Introduction to Ethical Working

Working in international research contexts introduces teams to complex ethical questions that often sit outside the domain of formal ethical approval processes. These may include issues surrounding ethical partnership, authorship, community engagement, “parachute” research approaches, systemic power imbalances, and different financial norms and expectations. Not only are these issues challenging to navigate, but they also intersect with other challenging elements such as cross-cultural communication, health and safety, legal constraints, gender dynamics, trust, and differences in academic disciplinary approaches.

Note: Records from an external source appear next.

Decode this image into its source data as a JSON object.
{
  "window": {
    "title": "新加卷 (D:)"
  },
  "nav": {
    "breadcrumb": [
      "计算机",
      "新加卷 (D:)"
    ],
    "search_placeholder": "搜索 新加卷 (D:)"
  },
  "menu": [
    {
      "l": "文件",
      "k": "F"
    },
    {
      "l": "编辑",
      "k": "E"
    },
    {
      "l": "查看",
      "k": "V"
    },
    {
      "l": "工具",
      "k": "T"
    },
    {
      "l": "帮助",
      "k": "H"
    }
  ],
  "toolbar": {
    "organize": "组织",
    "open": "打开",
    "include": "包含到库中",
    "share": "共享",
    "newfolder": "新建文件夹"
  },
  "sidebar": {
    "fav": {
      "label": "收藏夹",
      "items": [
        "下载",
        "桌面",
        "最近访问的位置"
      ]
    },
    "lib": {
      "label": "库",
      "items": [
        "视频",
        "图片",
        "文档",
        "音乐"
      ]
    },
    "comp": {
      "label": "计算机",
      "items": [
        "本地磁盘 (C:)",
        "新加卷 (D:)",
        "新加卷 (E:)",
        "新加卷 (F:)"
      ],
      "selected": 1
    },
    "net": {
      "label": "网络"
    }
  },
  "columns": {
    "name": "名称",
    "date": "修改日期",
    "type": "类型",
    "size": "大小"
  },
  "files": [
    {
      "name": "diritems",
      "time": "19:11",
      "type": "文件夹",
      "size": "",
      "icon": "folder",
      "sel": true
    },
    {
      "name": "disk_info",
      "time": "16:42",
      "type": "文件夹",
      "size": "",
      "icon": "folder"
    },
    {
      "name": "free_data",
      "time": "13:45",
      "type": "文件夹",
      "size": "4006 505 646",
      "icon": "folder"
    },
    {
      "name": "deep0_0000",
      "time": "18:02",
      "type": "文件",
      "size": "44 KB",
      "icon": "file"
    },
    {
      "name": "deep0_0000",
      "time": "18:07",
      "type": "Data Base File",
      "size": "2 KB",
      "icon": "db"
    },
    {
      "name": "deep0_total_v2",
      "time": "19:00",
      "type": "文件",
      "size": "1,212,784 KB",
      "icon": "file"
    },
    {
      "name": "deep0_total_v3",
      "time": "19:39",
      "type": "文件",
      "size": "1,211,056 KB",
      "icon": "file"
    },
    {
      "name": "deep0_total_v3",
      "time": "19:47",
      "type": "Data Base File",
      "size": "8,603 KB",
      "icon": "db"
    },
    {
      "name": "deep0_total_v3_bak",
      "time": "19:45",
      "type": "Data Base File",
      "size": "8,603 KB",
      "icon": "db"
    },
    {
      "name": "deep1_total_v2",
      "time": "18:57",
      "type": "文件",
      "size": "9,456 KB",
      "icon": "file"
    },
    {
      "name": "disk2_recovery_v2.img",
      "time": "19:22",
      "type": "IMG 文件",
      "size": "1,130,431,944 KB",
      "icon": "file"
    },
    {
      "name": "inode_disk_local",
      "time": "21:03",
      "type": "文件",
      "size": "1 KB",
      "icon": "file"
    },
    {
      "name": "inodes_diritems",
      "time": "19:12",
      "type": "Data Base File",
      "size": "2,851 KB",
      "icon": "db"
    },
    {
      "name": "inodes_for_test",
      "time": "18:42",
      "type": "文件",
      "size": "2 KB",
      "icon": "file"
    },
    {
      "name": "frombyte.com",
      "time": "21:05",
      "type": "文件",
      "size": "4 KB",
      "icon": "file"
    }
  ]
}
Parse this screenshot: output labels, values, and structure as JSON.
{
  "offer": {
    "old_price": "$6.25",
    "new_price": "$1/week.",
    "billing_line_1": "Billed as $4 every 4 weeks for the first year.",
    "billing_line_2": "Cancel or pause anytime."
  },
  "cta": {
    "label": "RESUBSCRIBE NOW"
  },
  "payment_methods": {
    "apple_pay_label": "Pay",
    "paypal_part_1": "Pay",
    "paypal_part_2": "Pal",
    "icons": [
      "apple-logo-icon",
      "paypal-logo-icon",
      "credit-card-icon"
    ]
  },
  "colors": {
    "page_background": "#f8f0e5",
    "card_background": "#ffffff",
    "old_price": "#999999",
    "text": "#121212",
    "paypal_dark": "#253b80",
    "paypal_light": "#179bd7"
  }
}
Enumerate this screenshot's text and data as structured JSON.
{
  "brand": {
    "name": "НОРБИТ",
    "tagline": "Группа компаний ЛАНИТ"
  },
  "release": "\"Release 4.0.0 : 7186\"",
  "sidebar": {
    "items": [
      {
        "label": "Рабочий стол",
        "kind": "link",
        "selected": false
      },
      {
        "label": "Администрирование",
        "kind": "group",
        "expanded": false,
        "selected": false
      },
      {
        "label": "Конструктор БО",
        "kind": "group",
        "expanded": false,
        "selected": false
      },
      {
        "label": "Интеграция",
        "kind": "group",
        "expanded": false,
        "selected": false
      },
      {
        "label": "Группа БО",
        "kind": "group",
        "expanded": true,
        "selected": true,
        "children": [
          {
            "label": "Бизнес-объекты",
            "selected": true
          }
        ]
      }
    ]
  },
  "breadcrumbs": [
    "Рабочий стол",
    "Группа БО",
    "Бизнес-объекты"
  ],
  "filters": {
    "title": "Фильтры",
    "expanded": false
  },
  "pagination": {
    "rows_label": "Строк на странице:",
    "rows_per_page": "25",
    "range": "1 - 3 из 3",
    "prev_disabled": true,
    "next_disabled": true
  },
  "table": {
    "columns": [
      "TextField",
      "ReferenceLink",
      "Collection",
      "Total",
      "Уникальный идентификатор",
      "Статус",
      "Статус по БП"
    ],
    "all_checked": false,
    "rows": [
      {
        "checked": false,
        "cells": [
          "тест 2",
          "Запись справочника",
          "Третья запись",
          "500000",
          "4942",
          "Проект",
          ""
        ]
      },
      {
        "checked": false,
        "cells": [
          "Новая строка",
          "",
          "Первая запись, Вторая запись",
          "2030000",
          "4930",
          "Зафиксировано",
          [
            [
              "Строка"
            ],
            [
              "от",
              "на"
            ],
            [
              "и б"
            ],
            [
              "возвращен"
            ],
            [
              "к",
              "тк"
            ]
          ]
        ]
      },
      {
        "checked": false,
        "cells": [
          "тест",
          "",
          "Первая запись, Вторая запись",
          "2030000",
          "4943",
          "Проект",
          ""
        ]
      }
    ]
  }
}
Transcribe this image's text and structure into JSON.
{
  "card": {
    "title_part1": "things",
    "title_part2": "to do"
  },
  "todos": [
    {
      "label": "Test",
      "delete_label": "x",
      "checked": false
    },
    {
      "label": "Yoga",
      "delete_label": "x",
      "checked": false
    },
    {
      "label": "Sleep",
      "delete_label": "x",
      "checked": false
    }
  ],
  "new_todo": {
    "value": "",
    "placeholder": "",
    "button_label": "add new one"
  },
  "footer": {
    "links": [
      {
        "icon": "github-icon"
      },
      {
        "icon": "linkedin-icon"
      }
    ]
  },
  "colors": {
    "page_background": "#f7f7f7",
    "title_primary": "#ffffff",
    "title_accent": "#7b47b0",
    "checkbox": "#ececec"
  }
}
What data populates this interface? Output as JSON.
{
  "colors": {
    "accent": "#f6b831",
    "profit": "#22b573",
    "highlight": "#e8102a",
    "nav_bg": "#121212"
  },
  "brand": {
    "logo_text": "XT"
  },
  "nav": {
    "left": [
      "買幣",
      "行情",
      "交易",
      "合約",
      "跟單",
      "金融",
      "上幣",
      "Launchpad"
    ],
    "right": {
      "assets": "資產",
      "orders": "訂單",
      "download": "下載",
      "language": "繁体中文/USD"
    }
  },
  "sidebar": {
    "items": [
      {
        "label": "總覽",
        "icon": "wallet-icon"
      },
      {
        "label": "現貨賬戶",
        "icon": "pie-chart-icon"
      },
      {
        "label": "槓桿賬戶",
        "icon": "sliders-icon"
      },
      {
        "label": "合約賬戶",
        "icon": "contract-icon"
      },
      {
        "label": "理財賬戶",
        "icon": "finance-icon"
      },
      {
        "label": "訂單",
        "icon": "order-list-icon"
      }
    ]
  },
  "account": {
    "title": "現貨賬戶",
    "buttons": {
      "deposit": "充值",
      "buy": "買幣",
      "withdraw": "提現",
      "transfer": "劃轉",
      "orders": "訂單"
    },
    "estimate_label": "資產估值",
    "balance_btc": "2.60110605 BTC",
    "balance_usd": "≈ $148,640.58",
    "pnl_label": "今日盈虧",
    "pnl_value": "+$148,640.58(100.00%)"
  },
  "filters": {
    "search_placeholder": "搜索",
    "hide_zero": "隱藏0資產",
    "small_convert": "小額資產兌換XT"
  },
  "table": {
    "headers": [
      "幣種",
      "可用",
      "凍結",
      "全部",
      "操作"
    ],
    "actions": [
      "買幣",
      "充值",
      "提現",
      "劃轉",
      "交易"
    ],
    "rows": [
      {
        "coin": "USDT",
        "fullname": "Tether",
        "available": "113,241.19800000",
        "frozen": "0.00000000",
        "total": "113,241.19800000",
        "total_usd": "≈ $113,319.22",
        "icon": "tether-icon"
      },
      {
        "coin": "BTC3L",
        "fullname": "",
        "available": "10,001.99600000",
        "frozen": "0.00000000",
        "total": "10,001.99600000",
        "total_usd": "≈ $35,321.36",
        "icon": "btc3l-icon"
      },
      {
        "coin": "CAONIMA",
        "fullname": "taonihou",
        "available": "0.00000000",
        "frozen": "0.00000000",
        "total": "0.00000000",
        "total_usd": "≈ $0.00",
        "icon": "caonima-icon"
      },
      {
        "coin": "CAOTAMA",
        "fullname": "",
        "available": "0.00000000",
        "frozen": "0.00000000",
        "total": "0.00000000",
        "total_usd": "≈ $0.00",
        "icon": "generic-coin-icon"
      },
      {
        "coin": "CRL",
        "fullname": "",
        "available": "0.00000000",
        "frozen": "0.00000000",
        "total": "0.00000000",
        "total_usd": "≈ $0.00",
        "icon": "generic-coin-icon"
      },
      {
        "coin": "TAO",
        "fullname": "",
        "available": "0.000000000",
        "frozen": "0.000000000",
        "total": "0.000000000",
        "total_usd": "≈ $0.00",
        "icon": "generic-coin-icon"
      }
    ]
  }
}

Against this background, we recognize that navigating these complicated issues is not a matter of there being a single “right answer”. Instead, we encourage researchers to build the skills and the confidence to carefully assess the specific local context and arrive at an appropriate decision for them, their research, and their team. In 2021 the University of Glasgow began a series of knowledge exchange events for researchers (both staff and students) working in international research contexts. These workshops were designed to provide a forum for researchers to share the challenges they encounter, identify coping mechanisms, and suggest areas where future training or support are needed. The guidance in these webpages highlights the outcomes of those events and provides suggestions for how to approach the challenges identified. This is a living resource and will be updated as we receive new information and feedback. If you have suggestions for how we can improve this resource, please contact Mary Ryan at

An Ethical Approach to the Research Journey
Ethical practice means all parties operate in equitable partnership, where participation is predicated on mutual respect, understanding, and ongoing, informed consent to continued involvement. Each stage of the research journey introduces ethical challenges that must be navigated, from the initial conception of the idea to the publishing of findings in academic journals to the implementation and impact on the ground. And while, for pragmatic purposes, this guidance is built around these various stages of the research journey, ethical practice should be considered holistically.

Formal Ethical Approval
While this guidance is meant to highlight all the elements that may fall outside formal ethics approval, formal ethical approval being granted for research activity is essential. The pathway to gaining ethical approval varies depending on the nature of the work being conducted, the College processes in place, the ethical approval processes at partner organizations and the ethical approval processes for the country where work is being conducted.

When considering applications for ethical approval, it may be helpful to consider and address the elements noted in the Research Stage section in addition to whatever is covered in the guidance for your discipline or your School/Institute. Ethics committees and ethics champions can also be contacted prior to submission – they can provide helpful suggestions on your application.